Data from the SRTR looking at PVT demonstrate no difference in graft survival between patients with PVT and patients without PVT undergoing DCD LT. SRTR data lack the granularity to determine the grade of PVT; therefore‚ it is possible that many of the cases in this cohort represented uncomplicated low-grade PVT. One should therefore be cautious in interpreting that data to suggest that DCD grafts can be safely used for more complicated, higher grade PVT cases.

Given the inevitable possibility of discovering more extensive PVT than anticipated at the time of LT, we would strongly recommend having updated reliable imaging in all patients with PVT in whom a DCD liver graft is being considered. If uncertainty exists as to whether the PVT may not be able to be removed through thromboendovenectomy allowing for a PV–PV anastomosis, then a DCD liver graft should likely be avoided unless significantly elevated risk is warranted. Additionally, we would recommend evaluating portal flow following thromboendovenectomy in all recipients with PVT and performing ligation of collateral circulation (such as coronary veins or splenoreanal shunts) if necessary.
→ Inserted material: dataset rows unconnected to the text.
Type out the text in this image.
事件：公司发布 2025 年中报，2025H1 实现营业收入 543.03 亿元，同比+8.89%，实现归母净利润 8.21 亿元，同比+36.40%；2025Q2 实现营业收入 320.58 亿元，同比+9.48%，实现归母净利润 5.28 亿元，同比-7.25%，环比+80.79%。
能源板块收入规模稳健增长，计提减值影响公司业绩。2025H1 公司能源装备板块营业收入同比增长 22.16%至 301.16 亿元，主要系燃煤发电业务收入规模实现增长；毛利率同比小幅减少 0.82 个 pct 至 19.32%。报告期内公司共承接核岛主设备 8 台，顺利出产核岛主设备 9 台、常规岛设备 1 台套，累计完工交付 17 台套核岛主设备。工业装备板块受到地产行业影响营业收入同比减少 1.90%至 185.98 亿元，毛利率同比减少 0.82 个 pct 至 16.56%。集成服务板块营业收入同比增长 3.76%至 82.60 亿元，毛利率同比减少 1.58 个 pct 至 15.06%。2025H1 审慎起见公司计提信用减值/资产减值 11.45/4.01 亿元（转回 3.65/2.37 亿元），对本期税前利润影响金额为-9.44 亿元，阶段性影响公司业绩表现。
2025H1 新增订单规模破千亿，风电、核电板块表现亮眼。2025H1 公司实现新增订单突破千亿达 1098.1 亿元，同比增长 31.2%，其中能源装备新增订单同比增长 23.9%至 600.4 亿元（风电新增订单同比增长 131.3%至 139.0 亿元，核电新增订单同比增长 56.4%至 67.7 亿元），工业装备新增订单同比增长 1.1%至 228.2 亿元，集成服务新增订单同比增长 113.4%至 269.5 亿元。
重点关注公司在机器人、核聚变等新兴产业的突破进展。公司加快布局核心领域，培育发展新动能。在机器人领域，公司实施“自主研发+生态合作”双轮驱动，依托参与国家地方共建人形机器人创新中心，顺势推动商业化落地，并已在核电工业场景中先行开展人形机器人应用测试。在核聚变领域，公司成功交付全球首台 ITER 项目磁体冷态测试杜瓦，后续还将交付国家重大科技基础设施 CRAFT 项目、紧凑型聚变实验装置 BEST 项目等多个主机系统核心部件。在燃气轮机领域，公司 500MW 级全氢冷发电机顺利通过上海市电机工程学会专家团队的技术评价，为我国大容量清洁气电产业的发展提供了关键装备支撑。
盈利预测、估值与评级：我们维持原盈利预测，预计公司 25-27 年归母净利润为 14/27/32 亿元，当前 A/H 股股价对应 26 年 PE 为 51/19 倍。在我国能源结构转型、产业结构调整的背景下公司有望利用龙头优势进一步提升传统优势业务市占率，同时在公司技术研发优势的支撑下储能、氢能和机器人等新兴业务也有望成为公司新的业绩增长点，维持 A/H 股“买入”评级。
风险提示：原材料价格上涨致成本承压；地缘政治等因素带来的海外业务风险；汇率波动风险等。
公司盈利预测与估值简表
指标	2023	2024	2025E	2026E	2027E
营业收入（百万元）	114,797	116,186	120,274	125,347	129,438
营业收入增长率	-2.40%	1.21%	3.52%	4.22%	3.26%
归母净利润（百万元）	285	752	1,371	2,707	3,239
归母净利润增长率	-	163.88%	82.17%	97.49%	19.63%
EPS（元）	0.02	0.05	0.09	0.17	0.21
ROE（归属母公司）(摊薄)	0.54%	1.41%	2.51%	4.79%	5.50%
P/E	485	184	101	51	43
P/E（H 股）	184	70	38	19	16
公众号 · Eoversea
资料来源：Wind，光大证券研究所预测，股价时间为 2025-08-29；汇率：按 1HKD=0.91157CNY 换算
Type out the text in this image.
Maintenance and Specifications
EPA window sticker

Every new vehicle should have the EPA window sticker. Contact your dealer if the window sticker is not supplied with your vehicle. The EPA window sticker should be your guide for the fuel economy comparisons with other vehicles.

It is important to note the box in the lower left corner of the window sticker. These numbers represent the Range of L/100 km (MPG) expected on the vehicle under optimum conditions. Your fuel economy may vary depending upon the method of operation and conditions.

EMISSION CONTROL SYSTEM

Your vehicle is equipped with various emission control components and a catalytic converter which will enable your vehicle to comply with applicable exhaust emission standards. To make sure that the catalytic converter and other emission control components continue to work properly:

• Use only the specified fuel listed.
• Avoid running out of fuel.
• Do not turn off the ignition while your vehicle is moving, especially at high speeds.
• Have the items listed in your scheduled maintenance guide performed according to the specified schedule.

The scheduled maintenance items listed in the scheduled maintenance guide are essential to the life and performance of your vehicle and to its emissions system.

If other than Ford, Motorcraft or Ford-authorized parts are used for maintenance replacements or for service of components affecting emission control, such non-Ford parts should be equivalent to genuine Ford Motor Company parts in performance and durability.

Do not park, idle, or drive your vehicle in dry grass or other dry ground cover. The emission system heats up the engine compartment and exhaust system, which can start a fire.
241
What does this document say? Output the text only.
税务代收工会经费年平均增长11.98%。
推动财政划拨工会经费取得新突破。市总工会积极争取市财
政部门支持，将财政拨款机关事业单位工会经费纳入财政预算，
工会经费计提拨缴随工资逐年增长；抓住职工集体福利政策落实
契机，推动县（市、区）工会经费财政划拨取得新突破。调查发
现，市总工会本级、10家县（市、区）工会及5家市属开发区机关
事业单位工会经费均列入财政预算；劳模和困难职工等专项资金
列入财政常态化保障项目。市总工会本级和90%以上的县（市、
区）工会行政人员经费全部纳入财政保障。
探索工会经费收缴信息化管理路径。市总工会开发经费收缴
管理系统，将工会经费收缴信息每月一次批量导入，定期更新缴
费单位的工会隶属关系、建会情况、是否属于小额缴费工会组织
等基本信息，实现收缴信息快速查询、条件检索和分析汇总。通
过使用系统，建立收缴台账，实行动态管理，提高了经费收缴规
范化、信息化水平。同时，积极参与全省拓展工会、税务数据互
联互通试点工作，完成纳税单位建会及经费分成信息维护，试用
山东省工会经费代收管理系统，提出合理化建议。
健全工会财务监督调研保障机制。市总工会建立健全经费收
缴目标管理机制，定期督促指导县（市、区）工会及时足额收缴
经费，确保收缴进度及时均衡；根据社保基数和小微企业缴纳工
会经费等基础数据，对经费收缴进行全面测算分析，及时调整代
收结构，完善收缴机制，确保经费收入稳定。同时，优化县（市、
Limitation to the present study is inherent to its retrospective study design. Also, it should be stressed that these recipients were selected for cases in which it was anticipated that a PV–PV anastomosis would be possible following thromboendovenectomy. These results should not be generalized to apply to recipients with PVT requiring more extensive reconstructions. None of the patients in the present cohort underwent machine perfusion techniques and therefore what impact this may have in either donor or recipient selection when using DCD liver grafts cannot be addressed by the present study.

In conclusion, the present study demonstrates that in appropriately selected patients with grade I–II PVT, DCD liver grafts can be safely used. In patients in whom reliable updated imaging is available or in whom there is uncertainty as to whether physiological flow can be achieved through thromboendovenectomy, DCD liver grafts should likely be avoided.